Graph Neural Networks (GNNs) are becoming a promising technique in various domains due to their excellent capabilities in modeling non-Euclidean data. Although a spectrum of accelerators has been proposed to accelerate the inference of GNNs, our analysis demonstrates that the latency and energy consumption induced by DRAM access still significantly impedes the improvement of performance and energy efficiency. To address this issue, we propose a Memory-Efficient GNN Accelerator (MEGA) through algorithm and hardware co-design in this work. Specifically, at the algorithm level, through an in-depth analysis of the node property, we observe that the data-independent quantization in previous works is not optimal in terms of accuracy and memory efficiency. This motivates us to propose the Degree-Aware mixed-precision quantization method, in which a proper bitwidth is learned and allocated to a node according to its in-degree to compress GNNs as much as possible while maintaining accuracy. At the hardware level, we employ a heterogeneous architecture design in which the aggregation and combination phases are implemented separately with different dataflows. In order to boost the performance and energy efficiency, we also present an Adaptive-Package format to alleviate the storage overhead caused by the fine-grained bitwidth and diverse sparsity, and a Condense-Edge scheduling method to enhance the data locality and further alleviate the access irregularity induced by the extremely sparse adjacency matrix in the graph. We implement our MEGA accelerator in a 28nm technology node. Extensive experiments demonstrate that MEGA can achieve an average speedup of 38.3x, 7.1x, 4.0x, 3.6x and 47.6x, 7.2x, 5.4x, 4.5x energy savings over four state-of-the-art GNN accelerators, HyGCN, GCNAX, GROW, and SGCN, respectively, while retaining task accuracy.
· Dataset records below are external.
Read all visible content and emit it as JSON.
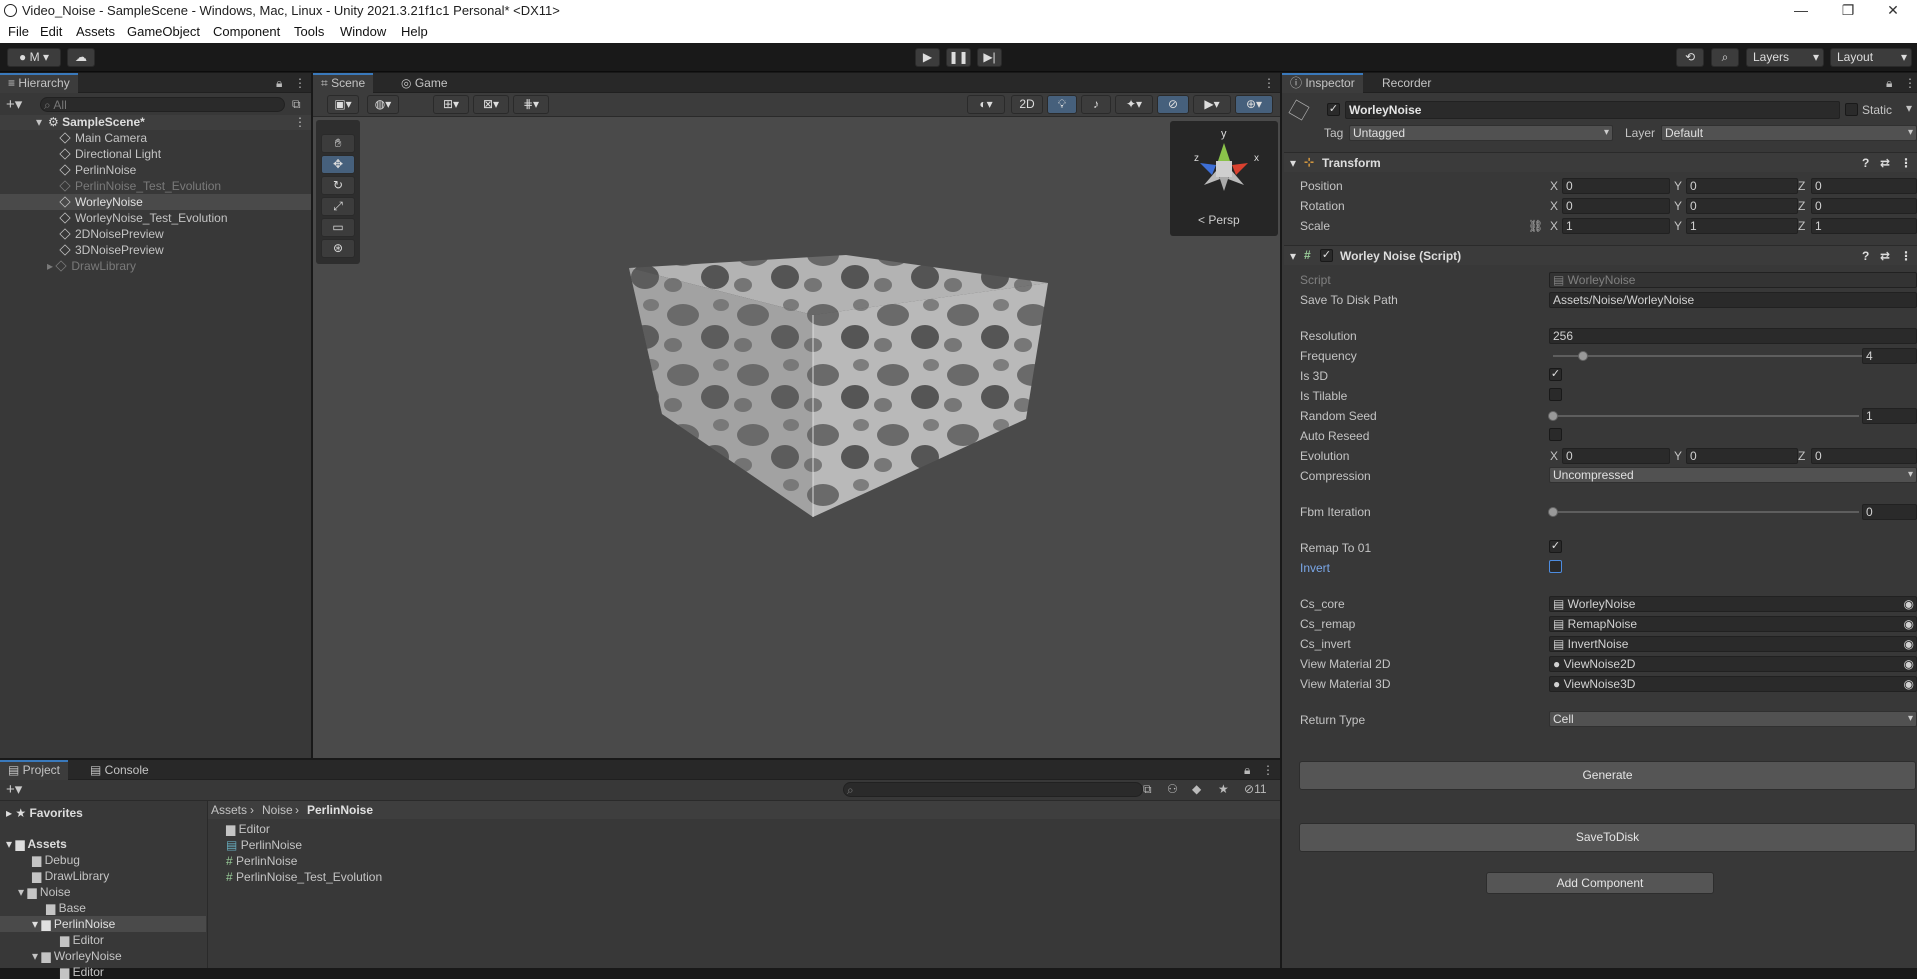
{
  "window": {
    "title": "Video_Noise - SampleScene - Windows, Mac, Linux - Unity 2021.3.21f1c1 Personal* <DX11>"
  },
  "menu": [
    "File",
    "Edit",
    "Assets",
    "GameObject",
    "Component",
    "Tools",
    "Window",
    "Help"
  ],
  "toolbar": {
    "account": "M",
    "layers": "Layers",
    "layout": "Layout"
  },
  "hierarchy": {
    "tab": "Hierarchy",
    "search_placeholder": "All",
    "scene": "SampleScene*",
    "items": [
      "Main Camera",
      "Directional Light",
      "PerlinNoise",
      "PerlinNoise_Test_Evolution",
      "WorleyNoise",
      "WorleyNoise_Test_Evolution",
      "2DNoisePreview",
      "3DNoisePreview",
      "DrawLibrary"
    ]
  },
  "scene": {
    "tab_scene": "Scene",
    "tab_game": "Game",
    "mode_2d": "2D",
    "persp": "Persp",
    "gizmo_y": "y",
    "gizmo_x": "x",
    "gizmo_z": "z"
  },
  "inspector": {
    "tab": "Inspector",
    "tab2": "Recorder",
    "object_name": "WorleyNoise",
    "static_label": "Static",
    "tag_label": "Tag",
    "tag_value": "Untagged",
    "layer_label": "Layer",
    "layer_value": "Default",
    "transform": {
      "title": "Transform",
      "position_label": "Position",
      "rotation_label": "Rotation",
      "scale_label": "Scale",
      "position": [
        "0",
        "0",
        "0"
      ],
      "rotation": [
        "0",
        "0",
        "0"
      ],
      "scale": [
        "1",
        "1",
        "1"
      ]
    },
    "script": {
      "title": "Worley Noise (Script)",
      "script_label": "Script",
      "script_value": "WorleyNoise",
      "save_path_label": "Save To Disk Path",
      "save_path_value": "Assets/Noise/WorleyNoise",
      "resolution_label": "Resolution",
      "resolution_value": "256",
      "frequency_label": "Frequency",
      "frequency_value": "4",
      "is3d_label": "Is 3D",
      "tilable_label": "Is Tilable",
      "seed_label": "Random Seed",
      "seed_value": "1",
      "reseed_label": "Auto Reseed",
      "evolution_label": "Evolution",
      "evolution": [
        "0",
        "0",
        "0"
      ],
      "compression_label": "Compression",
      "compression_value": "Uncompressed",
      "fbm_label": "Fbm Iteration",
      "fbm_value": "0",
      "remap_label": "Remap To 01",
      "invert_label": "Invert",
      "cs_core_label": "Cs_core",
      "cs_core_value": "WorleyNoise",
      "cs_remap_label": "Cs_remap",
      "cs_remap_value": "RemapNoise",
      "cs_invert_label": "Cs_invert",
      "cs_invert_value": "InvertNoise",
      "vm2d_label": "View Material 2D",
      "vm2d_value": "ViewNoise2D",
      "vm3d_label": "View Material 3D",
      "vm3d_value": "ViewNoise3D",
      "return_label": "Return Type",
      "return_value": "Cell",
      "generate": "Generate",
      "save": "SaveToDisk"
    },
    "add_component": "Add Component"
  },
  "project": {
    "tab": "Project",
    "tab2": "Console",
    "favorites": "Favorites",
    "assets": "Assets",
    "tree": [
      "Debug",
      "DrawLibrary",
      "Noise",
      "Base",
      "PerlinNoise",
      "Editor",
      "WorleyNoise",
      "Editor"
    ],
    "breadcrumb": [
      "Assets",
      "Noise",
      "PerlinNoise"
    ],
    "files": [
      "Editor",
      "PerlinNoise",
      "PerlinNoise",
      "PerlinNoise_Test_Evolution"
    ],
    "hidden_count": "11"
  },
  "colors": {
    "accent": "#3a79bb",
    "panel": "#383838",
    "toolbar": "#191919"
  }
}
翻译：图神经网络（GNN）因在建模非欧几里得数据方面的卓越能力，正成为各领域颇具前景的技术。尽管已有多种加速器被提出用于加速GNN推理，但我们的分析表明，由DRAM访问引起的延迟和能耗仍然显著阻碍着性能与能效的提升。针对此问题，本文通过算法与硬件协同设计，提出了一种内存高效的GNN加速器（MEGA）。具体而言，在算法层面，通过对节点属性的深入分析，我们发现先前工作中的数据无关量化在精度与内存效率方面并非最优。这促使我们提出度数感知混合精度量化方法：根据节点的入度学习并分配适当的位宽，在保持精度的前提下尽可能压缩GNN模型。在硬件层面，我们采用异构架构设计，将聚合与组合阶段以不同数据流分别实现。为提升性能与能效，我们还提出了自适应打包格式以缓解细粒度位宽与多样化稀疏性带来的存储开销，以及压缩边调度方法以增强数据局部性并进一步缓解图中极端稀疏邻接矩阵导致的访问不规则性。我们在28nm工艺节点上实现了MEGA加速器。大量实验表明，与四种最先进的GNN加速器HyGCN、GCNAX、GROW和SGCN相比，MEGA在保持任务精度的同时，分别实现了平均38.3倍、7.1倍、4.0倍、3.6倍的加速比和47.6倍、7.2倍、5.4倍、4.5倍的能耗节省。